Government opponents and foreign influences are threatening to weaken Russia, Putin told tens of thousands of people at a rally in Moscow held on Defender of the Fatherland Day, a national holiday known as Red Army Day during the Soviet era.
“We won’t allow anybody to interfere with our internal affairs and we won’t allow anybody to impose his will on us because we have a will of our own!” Putin told the crowd, largely made up of government workers brought near the Luzhniki soccer stadium in chartered buses. “The battle of Russia is continuing! Victory will be ours!”
Putin, who presents himself as a defender of Russia, has about 50% support nationwide and is expected to win his third presidential term in the March 4 election, in part because there are no strong opponents on the ballot. Large antigovernment protests have been held recently in response to parliamentary elections won by Putin’s party that many considered damaged by fraud.
In his speech Thursday, Putin did not specify who or what Russia would face in battle, though he has described protest leaders as agents of the West. He spoke of the 1812 battle of Borodino and quoted from a school curriculum poem by Mikhail Lermontov: “‘Let’s die near Moscow like our brothers!’ And to die we promised and the oath of loyalty we kept.”
Some in the crowd praised the prime minister and former president and carried signs with slogans such as “Putin Is Our President” or “Putin Is the Best,” while others showed little enthusiasm, at times hesitating to say why they were attending a pro-Putin rally. Some said they were reminded of the Soviet era, when national holidays meant every enterprise and organization was ordered to provide a certain number of people equipped with paper flowers, balloons, banners and posters of leaders.
The rally participants marched through the winter sludge before entering the soccer stadium. Men with harmonicas mixed with the crowd, playing popular songs.
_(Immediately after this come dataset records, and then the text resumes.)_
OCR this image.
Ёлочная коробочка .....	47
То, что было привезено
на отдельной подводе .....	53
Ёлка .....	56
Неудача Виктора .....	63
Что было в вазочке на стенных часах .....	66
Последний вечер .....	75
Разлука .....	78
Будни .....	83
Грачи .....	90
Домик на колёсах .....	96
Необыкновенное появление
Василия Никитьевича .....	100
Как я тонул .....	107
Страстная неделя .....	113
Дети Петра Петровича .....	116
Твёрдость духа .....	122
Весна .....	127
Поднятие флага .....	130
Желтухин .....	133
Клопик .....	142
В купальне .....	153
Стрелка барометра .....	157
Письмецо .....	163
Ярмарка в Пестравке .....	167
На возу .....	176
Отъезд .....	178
Svetlana Petrova, a social worker from a Moscow suburb, said she was not ordered to attend the rally. “No, I volunteered!” she said, giggling. Her colleagues laughed.
One young municipal worker from Zelenograd, an industrial town northwest of Moscow, who gave his name only as Nikolai, said he and his fellow workers were offered an extra day off to compensate for the time they spent demonstrating for Putin.
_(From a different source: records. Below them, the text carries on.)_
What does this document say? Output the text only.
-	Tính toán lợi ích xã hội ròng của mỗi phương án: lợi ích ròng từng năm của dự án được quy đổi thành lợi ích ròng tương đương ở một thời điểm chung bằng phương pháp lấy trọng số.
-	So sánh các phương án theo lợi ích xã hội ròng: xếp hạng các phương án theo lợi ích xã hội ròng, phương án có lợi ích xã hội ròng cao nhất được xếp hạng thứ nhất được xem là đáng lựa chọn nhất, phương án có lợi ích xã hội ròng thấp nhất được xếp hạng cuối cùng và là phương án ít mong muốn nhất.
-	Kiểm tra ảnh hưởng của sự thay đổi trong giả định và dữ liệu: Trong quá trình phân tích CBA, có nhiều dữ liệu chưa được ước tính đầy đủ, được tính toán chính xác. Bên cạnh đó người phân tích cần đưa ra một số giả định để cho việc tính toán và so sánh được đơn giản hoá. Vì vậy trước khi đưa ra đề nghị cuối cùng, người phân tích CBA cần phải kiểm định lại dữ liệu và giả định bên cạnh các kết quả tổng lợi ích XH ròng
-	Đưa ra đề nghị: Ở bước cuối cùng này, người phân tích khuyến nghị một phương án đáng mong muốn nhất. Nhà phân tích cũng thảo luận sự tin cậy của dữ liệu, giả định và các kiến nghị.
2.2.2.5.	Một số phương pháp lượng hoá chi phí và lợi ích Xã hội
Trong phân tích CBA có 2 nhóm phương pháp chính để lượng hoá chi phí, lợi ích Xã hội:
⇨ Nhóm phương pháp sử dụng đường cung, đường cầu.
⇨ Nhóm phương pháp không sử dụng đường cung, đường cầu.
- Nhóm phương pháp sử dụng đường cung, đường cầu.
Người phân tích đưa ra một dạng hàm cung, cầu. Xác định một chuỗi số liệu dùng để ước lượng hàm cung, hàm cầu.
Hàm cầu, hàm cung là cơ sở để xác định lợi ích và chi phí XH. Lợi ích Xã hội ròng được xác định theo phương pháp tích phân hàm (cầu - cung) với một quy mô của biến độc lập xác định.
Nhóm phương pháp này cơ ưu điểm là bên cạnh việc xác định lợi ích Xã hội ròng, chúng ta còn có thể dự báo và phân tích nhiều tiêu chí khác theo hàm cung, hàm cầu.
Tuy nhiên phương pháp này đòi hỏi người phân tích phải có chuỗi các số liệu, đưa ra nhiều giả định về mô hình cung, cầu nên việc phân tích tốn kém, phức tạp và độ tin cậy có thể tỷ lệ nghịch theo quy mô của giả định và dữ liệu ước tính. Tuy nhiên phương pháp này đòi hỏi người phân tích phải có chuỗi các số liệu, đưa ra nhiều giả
“Everyone agreed,” he said quietly, stepping away from his group. “No one wants problems with the administration.”
Many others said they attended the rally of their own accord because they wanted to support Putin and vote for him.
Yevgeny Krasilich, an engineer from Mosgortrans, a Moscow city-owned company in charge of municipal transportation, said that under Putin his salary was constantly growing and that he had bought an apartment, a dacha and a car. Krasilich, a father of two and grandfather of three, said his company brought at least 5,000 members of its 30,000-person workforce to the rally.
“I am happy with everything and I want my life to go on the same way,” Krasilich said. “Putin is our only hope and guarantee!”
Alexei Stebennikov, who is unemployed, said Putin is a great talker and that he doesn’t drink or smoke and thus sets a good example for youths.
Denis Grishin, a municipal worker from central Moscow who said he was enlisted by the administration to come to the rally after his night shift, was holding a banner which read in English: “In Putin we trust.” Grishin said he didn’t know the meaning of the banner, which was handed to him by one of the organizers, and did not want to vote for Putin.
“I don’t want to vote for any of the candidates,” he said. “I just came here to simply look at all this circus.”
In front of them were Cossacks dressed in trench coats and mutton fur hats and a big group of middle-aged men and women representing the Industrial Wastes company. They were drinking hot tea from plastic glasses and carrying portraits of a very youngish-looking Putin.
Boris Dubin, a senior researcher with the independent Levada Center polling organization, said Putin’s approach Thursday stemmed from the protests after the December parliamentary elections and showed the authoritarian leader’s increasing reliance on the rhetoric of confrontation and war.
“The recent mass public protests … demonstrated that Putin’s positions are no longer as reliable as they used to be and this victory will not be accepted by many,” Dubin said. “Putin is flexing his war muscles today to a crowd which doesn’t want war and which doesn’t see any danger to the country and they don’t fall for such rhetoric.”